M. Jean-Claude MARIN, chef de la division économique et financière du Parquet de Paris : De fait, nous pouvons poursuivre sur la base de deux textes différents. L'un, qui traite du blanchiment de sommes provenant du trafic des stupéfiants, engendre des peines de dix ans et autorise une garde à vue de quatre jours. L'autre, issu de la loi de mai 1996, concerne le blanchiment dit de droit commun, pour lequel tous ces moyens extraordinaires de procédure n'existent pas et dont le mauvais usage peut d'ailleurs être sanctionné par la Cour de cassation, au motif que l'on a délibérément choisi un blanchiment de stupéfiants pour utiliser un cadre procédural exorbitant du droit commun, alors que l'on savait que c'était un autre type de blanchiment. Par ailleurs, si nous voulons faire une opération sous couverture, l'article 706-32 du code de procédure pénale n'est applicable qu'au blanchiment du produit provenant du trafic de stupéfiants et non de crime organisé. [...]

Mme Anne-Josée FULGERAS, chef de la section financière : Il est vrai que cette distorsion entre les moyens procéduraux selon les caractéristiques de l'opération de blanchiment est pénalisante.

Aujourd'hui, lorsque l'on travaille sur le réseau d'une organisation criminelle extrêmement puissante, si l'on n'arrive pas à apporter la preuve que le trafic de stupéfiants est au nombre de ses activités, sachant que les activités des organisations criminelles sont très évolutives, nous ne pouvons juridiquement pas recourir à ces instruments, qu'il s'agisse de la garde à vue, de la perquisition, du délai de prescription ou d'un moyen aussi essentiel pour atteindre certaines étapes du blanchiment que sont les opérations sous couverture.

Extrait des auditions, devant la Mission, de M. Jean-Claude Marin, chef de la division économique et financière du Parquet de Paris, et de Mme Anne-Josée Fulgeras, chef de la section financière, le 6 octobre 1999.

Aux yeux de la Mission, la solution de cette difficulté passe par l'extension du champ d'application des moyens spécifiques de procédure, actuellement cantonnés au trafic de stupéfiants, à l'ensemble des activités de la criminalité organisée (voir supra, liste des infractions proposées).

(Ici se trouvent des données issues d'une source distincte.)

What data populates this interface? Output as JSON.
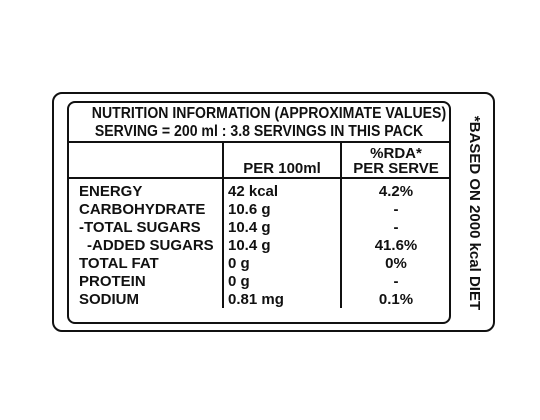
{
  "header": {
    "line1": "NUTRITION INFORMATION (APPROXIMATE VALUES)",
    "line2": "SERVING = 200 ml : 3.8 SERVINGS IN THIS PACK"
  },
  "columns": {
    "per100": "PER 100ml",
    "rda_line1": "%RDA*",
    "rda_line2": "PER SERVE"
  },
  "rows": [
    {
      "name": "ENERGY",
      "value": "42 kcal",
      "rda": "4.2%"
    },
    {
      "name": "CARBOHYDRATE",
      "value": "10.6 g",
      "rda": "-"
    },
    {
      "name": "-TOTAL SUGARS",
      "value": "10.4 g",
      "rda": "-"
    },
    {
      "name": "-ADDED SUGARS",
      "value": "10.4 g",
      "rda": "41.6%"
    },
    {
      "name": "TOTAL FAT",
      "value": "0 g",
      "rda": "0%"
    },
    {
      "name": "PROTEIN",
      "value": "0 g",
      "rda": "-"
    },
    {
      "name": "SODIUM",
      "value": "0.81 mg",
      "rda": "0.1%"
    }
  ],
  "footnote": "*BASED ON 2000 kcal DIET"
}
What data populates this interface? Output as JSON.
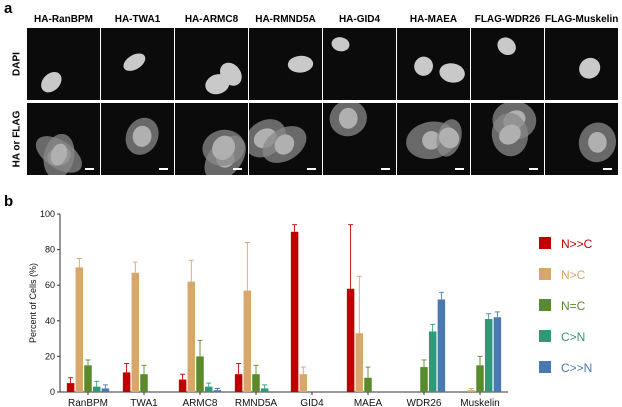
{
  "panel_a": {
    "letter": "a",
    "row_labels": [
      "DAPI",
      "HA or FLAG"
    ],
    "columns": [
      "HA-RanBPM",
      "HA-TWA1",
      "HA-ARMC8",
      "HA-RMND5A",
      "HA-GID4",
      "HA-MAEA",
      "FLAG-WDR26",
      "FLAG-Muskelin"
    ]
  },
  "panel_b": {
    "letter": "b"
  },
  "chart_data": {
    "type": "bar",
    "ylabel": "Percent of Cells (%)",
    "ylim": [
      0,
      100
    ],
    "yticks": [
      0,
      20,
      40,
      60,
      80,
      100
    ],
    "categories": [
      "RanBPM",
      "TWA1",
      "ARMC8",
      "RMND5A",
      "GID4",
      "MAEA",
      "WDR26",
      "Muskelin"
    ],
    "series": [
      {
        "name": "N>>C",
        "color": "#c00000",
        "values": [
          5,
          11,
          7,
          10,
          90,
          58,
          0,
          0
        ],
        "errors": [
          3,
          5,
          3,
          6,
          4,
          36,
          0,
          0
        ]
      },
      {
        "name": "N>C",
        "color": "#d8a56a",
        "values": [
          70,
          67,
          62,
          57,
          10,
          33,
          0,
          1
        ],
        "errors": [
          5,
          6,
          12,
          27,
          4,
          32,
          0,
          1
        ]
      },
      {
        "name": "N=C",
        "color": "#5a8a2a",
        "values": [
          15,
          10,
          20,
          10,
          0,
          8,
          14,
          15
        ],
        "errors": [
          3,
          5,
          9,
          5,
          0,
          6,
          4,
          5
        ]
      },
      {
        "name": "C>N",
        "color": "#2e9a78",
        "values": [
          3,
          0,
          3,
          2,
          0,
          0,
          34,
          41
        ],
        "errors": [
          3,
          0,
          2,
          2,
          0,
          0,
          4,
          3
        ]
      },
      {
        "name": "C>>N",
        "color": "#4a78b0",
        "values": [
          2,
          0,
          1,
          0,
          0,
          0,
          52,
          42
        ],
        "errors": [
          2,
          0,
          1,
          0,
          0,
          0,
          4,
          3
        ]
      }
    ],
    "legend_position": "right",
    "grid": false
  }
}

2.- Le renversement de la charge de la preuve de l'origine des capitaux

Pour les raisons déjà longuement évoquées, la demande d'aménagement de la charge de la preuve dans les affaires de blanchiment a été une constante dans les rencontres de la Mission avec les opérationnels, aussi bien en France qu'à l'étranger.

L'idée qui est à la base de tous les dispositifs de ce type est de considérer comme légitime qu'un individu qui, d'une part, jouit d'un train de vie sans commune mesure avec les ressources légales dont il dispose, et qui, d'autre part, est en relation habituelle avec un groupe de personnes impliquées dans la commission de délits ou de crimes, doive fournir des explications sur l'origine de son train de vie et de son patrimoine.

Il ne s'agit donc pas d'un renversement total de la charge de la preuve mais d'un partage, l'accusation devant établir l'appartenance à un réseau délinquant et la déconnexion entre le train de vie et les ressources connues, et la personne mise en cause devant justifier l'origine de ses biens.

Convaincue du bien-fondé et des potentialités répressives de cette mesure pour lutter contre les réseaux de la criminalité organisée et leurs mentors, la Mission n'a pas épargné ses efforts pour faire adopter ce dispositif dans le droit français et dans la déclaration finale des Parlements de l'Union européenne réunis à Paris le 8 février 2002.

Il lui a paru en revanche possible de créer une nouvelle incrimination fondée sur la notion bien connue en droit français de l'association de malfaiteurs et comparable à ce qui a été fait en 1996 pour le trafic de stupéfiants (article 222-39.1 du code pénal dit du « proxénétisme de la drogue »).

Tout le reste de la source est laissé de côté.